As he will not dare tell his parents what it is that troubles him, even less so that he wishes to seek therapy, that sign of modern American weakness, he does not know how to go about doing things. Life goes on, even at its loggerheaded pace, and things are tolerable as they are, such that without the intrusion of a therapy of sorts, he will live, indeed, hopefully, thrive.

But in short, I would like to ask you for your thoughts and will not be offended whatsoever if there is a long interval to reply, or if the reply is meagre and insubstantial. For I may as well shirk the third person, and reveal that it is I, [name], speaking quite selfishly, to you, revealing thoughts that are personal and diseased and thus stinking to the touch. But I am in need of the talking therapy and so, would be quite happy if we continue the conversation in person.

-[name]

For those who are puzzled about my reference to psychoanalysis in this email, it is not very important for our purposes, other than the fact that it is currently an unpopular practice in America, unjustifiably, because almost no one has actually read a word of Freud. You might also find that the author did not believe that he had depression. He wrote it, not to ask for a cure, but because he wanted to know more about his unconscious—and "unconscious" is one of those words that is very much misunderstood in American English. It has now been turned into a cartoon vision of the attic in the brain, but in fact, when it was first invented, I believe, it was merely a useful term for all the feelings, ideas and emotions you couldn't express in words. For, if you were conscious of the ineffable, why would you be unable to put it into words?

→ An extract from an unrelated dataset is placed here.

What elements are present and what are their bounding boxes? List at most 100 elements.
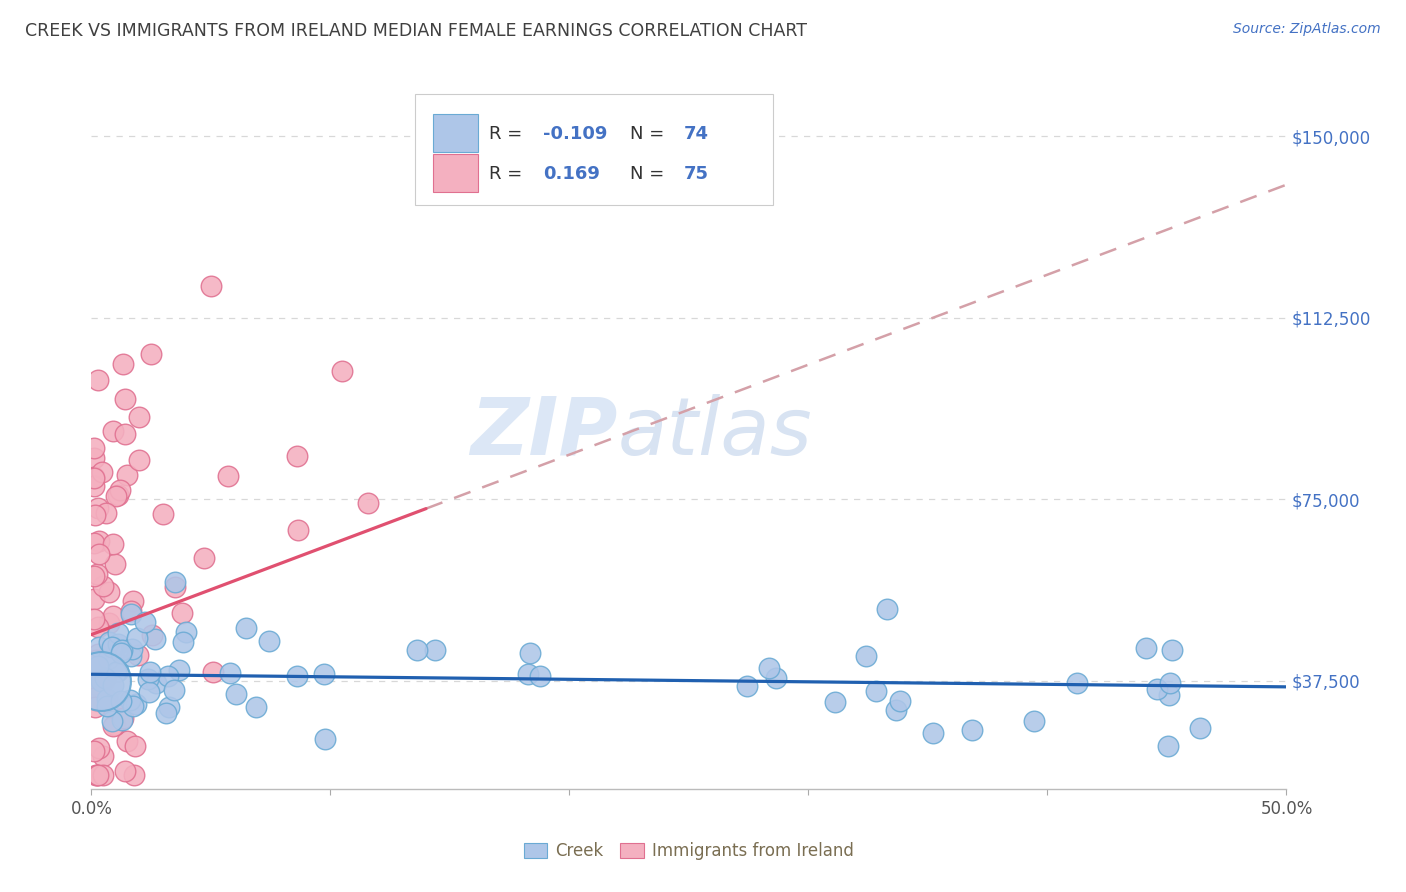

To all my dear friends, thank you for being concerned, but in fact, shortly after this email was written, I moved to school and found myself in a completely different environment where it is quite impossible to be incommunicado, which is sometimes a problem because I do very much like my own solitude. So while I would appreciate your messages of sympathy (it is only human to want to dispense with it), maybe I would appreciate a continuation of life, as it has been going on for you and me, more. (Yet again, Virginia Woolf once wrote that communication is health; communication is thought; communication is happiness; it is human nature to share, so if you want to talk, I'm happy to be an enthusiastic interlocutor.)

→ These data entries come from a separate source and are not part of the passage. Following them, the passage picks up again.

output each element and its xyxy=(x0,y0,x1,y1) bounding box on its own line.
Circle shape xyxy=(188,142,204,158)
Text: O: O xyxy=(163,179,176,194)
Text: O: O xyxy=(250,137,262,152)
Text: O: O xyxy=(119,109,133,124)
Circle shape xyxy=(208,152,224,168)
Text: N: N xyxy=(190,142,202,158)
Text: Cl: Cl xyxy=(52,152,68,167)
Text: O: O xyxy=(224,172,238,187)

People might also want to write to me, "if you want help..." and I did choose, in the end, not to undergo psychoanalysis. I don't think I have the time and money for it, and I am worried about what my parents would say. Yet I don't think I need a cheaper, more efficient form of therapy either (like CBT, psychotherapy, dialectical behavior therapy, etc). I am more concerned that many Chinese Americans need mental health treatment and are afraid to get it. It seems also a little unfair that someone like myself who was able to spew out his thoughts, albeit clumsily, gets showered with sympathy and attention when there are many more who need it.